Pandas provides various ways to select and retrieve data using `.loc[]` and `.iloc[]`.

In [None]:
s1 = pd.Series(range(10, 14), index=list("abcd"))
print(s1.loc['b'])
print(s1.iloc[1])

### **Exercise:** Given a Series of five countries and their populations, retrieve the population of a specific country using `.loc[]`.


            ### **AI Prompt: Mastering Indexing**
            - What is the difference between `.loc[]` and `.iloc[]` in Pandas?
            - How can incorrect indexing lead to errors in data analysis?
            - Generate a challenging indexing problem and explain how to solve it.
            

## 5. Handling Missing Data

Pandas allows handling missing values using `fillna()` or `dropna()`.

In [None]:
df_missing = pd.DataFrame({'A': [1, 2, None], 'B': [None, 3, 4]})
df_filled = df_missing.fillna(0)
print(df_filled)

### **Exercise:** Create a DataFrame with missing values and replace them with the column mean.


            ### **AI Prompt: Handling Missing Data**
            - Why is handling missing data important in real-world datasets?
            - Compare the differences between `.fillna()`, `.dropna()`, and `.interpolate()`.
            - What are some strategies for handling missing categorical values?
            

## 6. MultiIndex (Hierarchical Indexing)

MultiIndex allows working with hierarchical data efficiently.

In [None]:
index = [('California', 2000), ('California', 2010), ('New York', 2000)]
populations = [33871648, 37253956, 18976457]
ind = pd.MultiIndex.from_tuples(index, names=('State', 'Year'))
df_multi = pd.DataFrame({'Population': populations}, index=ind)
print(df_multi)

### **Exercise:** Create a MultiIndex DataFrame for sales data across multiple years and retrieve sales for a specific year.

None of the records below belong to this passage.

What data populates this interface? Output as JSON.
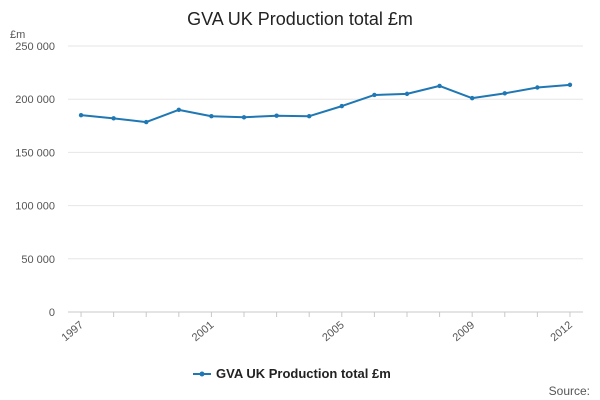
{
  "chart_data": {
    "type": "line",
    "title": "GVA UK Production total £m",
    "unit_label": "£m",
    "x": [
      1997,
      1998,
      1999,
      2000,
      2001,
      2002,
      2003,
      2004,
      2005,
      2006,
      2007,
      2008,
      2009,
      2010,
      2011,
      2012
    ],
    "x_tick_labels": [
      "1997",
      "2001",
      "2005",
      "2009",
      "2012"
    ],
    "x_tick_values": [
      1997,
      2001,
      2005,
      2009,
      2012
    ],
    "series": [
      {
        "name": "GVA UK Production total £m",
        "color": "#1f77b4",
        "values": [
          185000,
          182000,
          178500,
          190000,
          184000,
          183000,
          184500,
          184000,
          193500,
          204000,
          205000,
          212500,
          201000,
          205500,
          211000,
          213500
        ]
      }
    ],
    "ylim": [
      0,
      250000
    ],
    "y_ticks": [
      0,
      50000,
      100000,
      150000,
      200000,
      250000
    ],
    "y_tick_labels": [
      "0",
      "50 000",
      "100 000",
      "150 000",
      "200 000",
      "250 000"
    ],
    "grid": true,
    "legend": "bottom-center",
    "source_label": "Source:"
  }
}
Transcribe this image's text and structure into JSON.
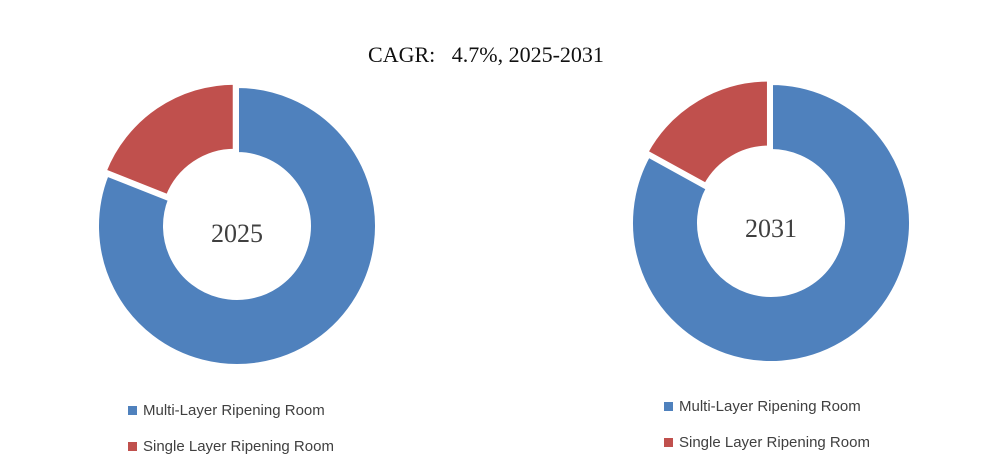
{
  "chart_data": {
    "type": "donut",
    "title": "CAGR:   4.7%, 2025-2031",
    "series_labels": [
      "Multi-Layer Ripening Room",
      "Single Layer Ripening Room"
    ],
    "colors": [
      "#4f81bd",
      "#c0504d"
    ],
    "charts": [
      {
        "label": "2025",
        "values": [
          81,
          19
        ]
      },
      {
        "label": "2031",
        "values": [
          83,
          17
        ]
      }
    ]
  }
}
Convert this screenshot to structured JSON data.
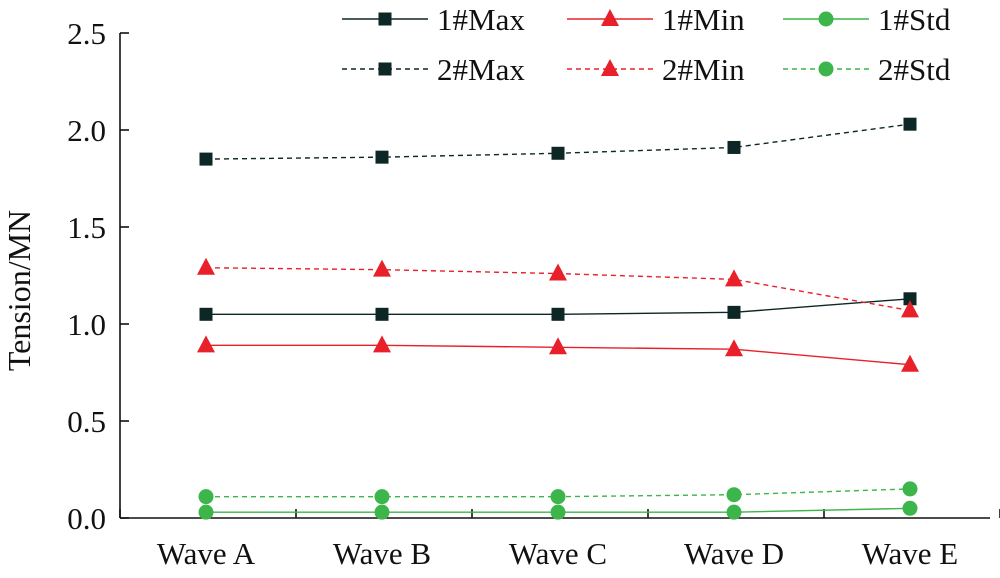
{
  "chart_data": {
    "type": "line",
    "title": "",
    "xlabel": "",
    "ylabel": "Tension/MN",
    "ylim": [
      0,
      2.5
    ],
    "yticks": [
      "0.0",
      "0.5",
      "1.0",
      "1.5",
      "2.0",
      "2.5"
    ],
    "categories": [
      "Wave A",
      "Wave B",
      "Wave C",
      "Wave D",
      "Wave E"
    ],
    "legend_position": "top-right",
    "series": [
      {
        "name": "1#Max",
        "values": [
          1.05,
          1.05,
          1.05,
          1.06,
          1.13
        ],
        "color": "#0d2626",
        "marker": "square",
        "dash": "solid"
      },
      {
        "name": "1#Min",
        "values": [
          0.89,
          0.89,
          0.88,
          0.87,
          0.79
        ],
        "color": "#e8202a",
        "marker": "triangle",
        "dash": "solid"
      },
      {
        "name": "1#Std",
        "values": [
          0.03,
          0.03,
          0.03,
          0.03,
          0.05
        ],
        "color": "#3cb54a",
        "marker": "circle",
        "dash": "solid"
      },
      {
        "name": "2#Max",
        "values": [
          1.85,
          1.86,
          1.88,
          1.91,
          2.03
        ],
        "color": "#0d2626",
        "marker": "square",
        "dash": "dashed"
      },
      {
        "name": "2#Min",
        "values": [
          1.29,
          1.28,
          1.26,
          1.23,
          1.07
        ],
        "color": "#e8202a",
        "marker": "triangle",
        "dash": "dashed"
      },
      {
        "name": "2#Std",
        "values": [
          0.11,
          0.11,
          0.11,
          0.12,
          0.15
        ],
        "color": "#3cb54a",
        "marker": "circle",
        "dash": "dashed"
      }
    ]
  }
}
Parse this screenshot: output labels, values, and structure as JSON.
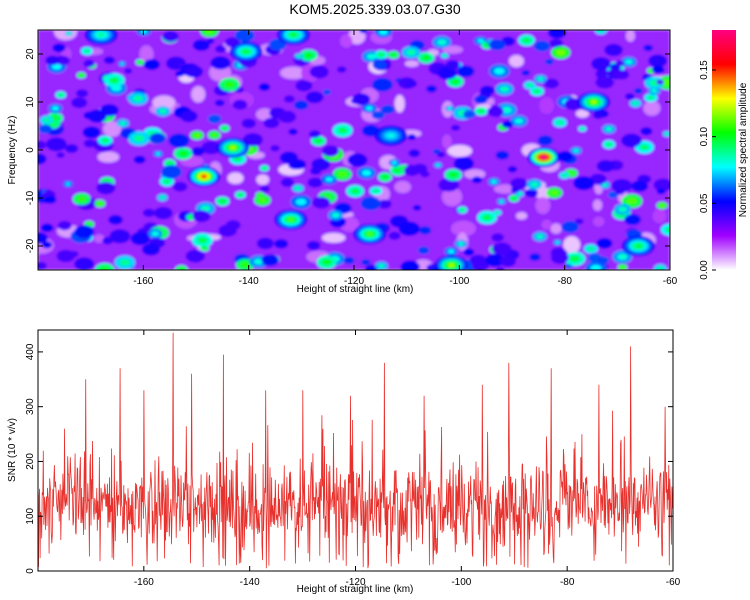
{
  "title": "KOM5.2025.339.03.07.G30",
  "chart_data": [
    {
      "type": "heatmap",
      "title": "KOM5.2025.339.03.07.G30",
      "xlabel": "Height of straight line (km)",
      "ylabel": "Frequency (Hz)",
      "xlim": [
        -180,
        -60
      ],
      "ylim": [
        -25,
        25
      ],
      "xticks": [
        -160,
        -140,
        -120,
        -100,
        -80,
        -60
      ],
      "yticks": [
        -20,
        -10,
        0,
        10,
        20
      ],
      "xtick_labels": [
        "-160",
        "-140",
        "-120",
        "-100",
        "-80",
        "-60"
      ],
      "ytick_labels": [
        "-20",
        "-10",
        "0",
        "10",
        "20"
      ],
      "background_level": 0.03,
      "noise_blobs": 420,
      "hotspots": [
        {
          "x": -148.5,
          "y": -5.5,
          "amp": 0.15
        },
        {
          "x": -84.0,
          "y": -1.5,
          "amp": 0.18
        },
        {
          "x": -143.0,
          "y": 0.5,
          "amp": 0.12
        },
        {
          "x": -132.0,
          "y": -14.5,
          "amp": 0.11
        },
        {
          "x": -117.0,
          "y": -17.5,
          "amp": 0.11
        },
        {
          "x": -101.5,
          "y": -24.0,
          "amp": 0.12
        },
        {
          "x": -74.5,
          "y": 10.0,
          "amp": 0.12
        },
        {
          "x": -140.5,
          "y": 20.5,
          "amp": 0.1
        },
        {
          "x": -131.5,
          "y": 24.0,
          "amp": 0.1
        },
        {
          "x": -168.0,
          "y": 24.0,
          "amp": 0.09
        },
        {
          "x": -66.0,
          "y": -20.0,
          "amp": 0.1
        },
        {
          "x": -113.0,
          "y": 3.0,
          "amp": 0.08
        }
      ],
      "colorbar": {
        "label": "Normalized spectral amplitude",
        "range": [
          0.0,
          0.18
        ],
        "ticks": [
          0.0,
          0.05,
          0.1,
          0.15
        ],
        "tick_labels": [
          "0.00",
          "0.05",
          "0.10",
          "0.15"
        ],
        "colors": [
          "#ffffff",
          "#a000ff",
          "#0000ff",
          "#00ffff",
          "#00ff00",
          "#ffff00",
          "#ff0000",
          "#ff0080"
        ]
      }
    },
    {
      "type": "line",
      "title": "",
      "xlabel": "Height of straight line (km)",
      "ylabel": "SNR (10 * v/v)",
      "xlim": [
        -180,
        -60
      ],
      "ylim": [
        0,
        440
      ],
      "xticks": [
        -160,
        -140,
        -120,
        -100,
        -80,
        -60
      ],
      "yticks": [
        0,
        100,
        200,
        300,
        400
      ],
      "xtick_labels": [
        "-160",
        "-140",
        "-120",
        "-100",
        "-80",
        "-60"
      ],
      "ytick_labels": [
        "0",
        "100",
        "200",
        "300",
        "400"
      ],
      "color": "#e8302c",
      "series": [
        {
          "name": "SNR",
          "points": 1200,
          "mean": 120,
          "spread": 70,
          "peaks": [
            {
              "x": -175.0,
              "y": 260
            },
            {
              "x": -171.0,
              "y": 350
            },
            {
              "x": -164.5,
              "y": 370
            },
            {
              "x": -160.0,
              "y": 330
            },
            {
              "x": -154.5,
              "y": 435
            },
            {
              "x": -151.0,
              "y": 360
            },
            {
              "x": -145.0,
              "y": 395
            },
            {
              "x": -137.0,
              "y": 330
            },
            {
              "x": -130.0,
              "y": 330
            },
            {
              "x": -121.0,
              "y": 320
            },
            {
              "x": -114.5,
              "y": 380
            },
            {
              "x": -107.0,
              "y": 320
            },
            {
              "x": -96.0,
              "y": 340
            },
            {
              "x": -91.0,
              "y": 380
            },
            {
              "x": -83.0,
              "y": 370
            },
            {
              "x": -74.0,
              "y": 340
            },
            {
              "x": -68.0,
              "y": 410
            },
            {
              "x": -61.5,
              "y": 300
            }
          ]
        }
      ]
    }
  ]
}
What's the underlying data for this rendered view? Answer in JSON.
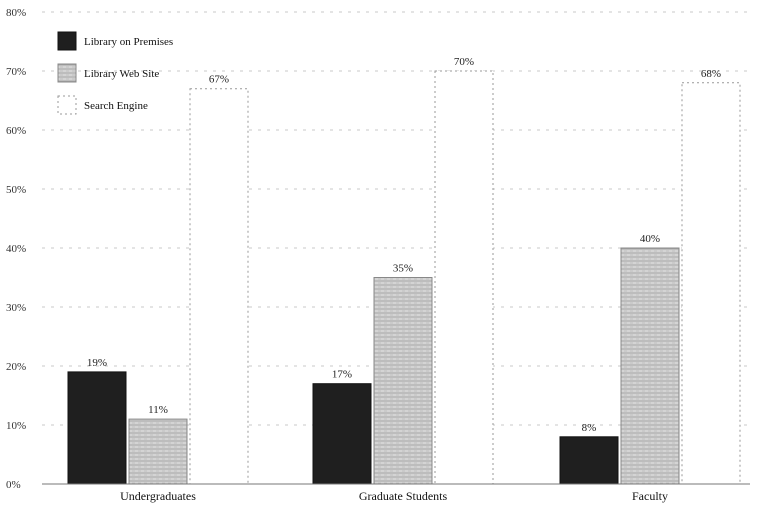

            ### **AI Prompt: Exploring MultiIndex**
            - When should you use MultiIndex instead of a simple index?
            - How does MultiIndex impact performance in large datasets?
            - Can you create a dataset where MultiIndexing is necessary?
            

## Final Comprehensive Exercise

- Create a dataset of 10 employees with **Name, Age, Department, Salary, and Year of Joining**.
- Retrieve employees in a specific department.
- Fill missing salaries with the department average.
- Create a MultiIndex grouping employees by **Department and Year of Joining**.
- Display the department with the highest average salary.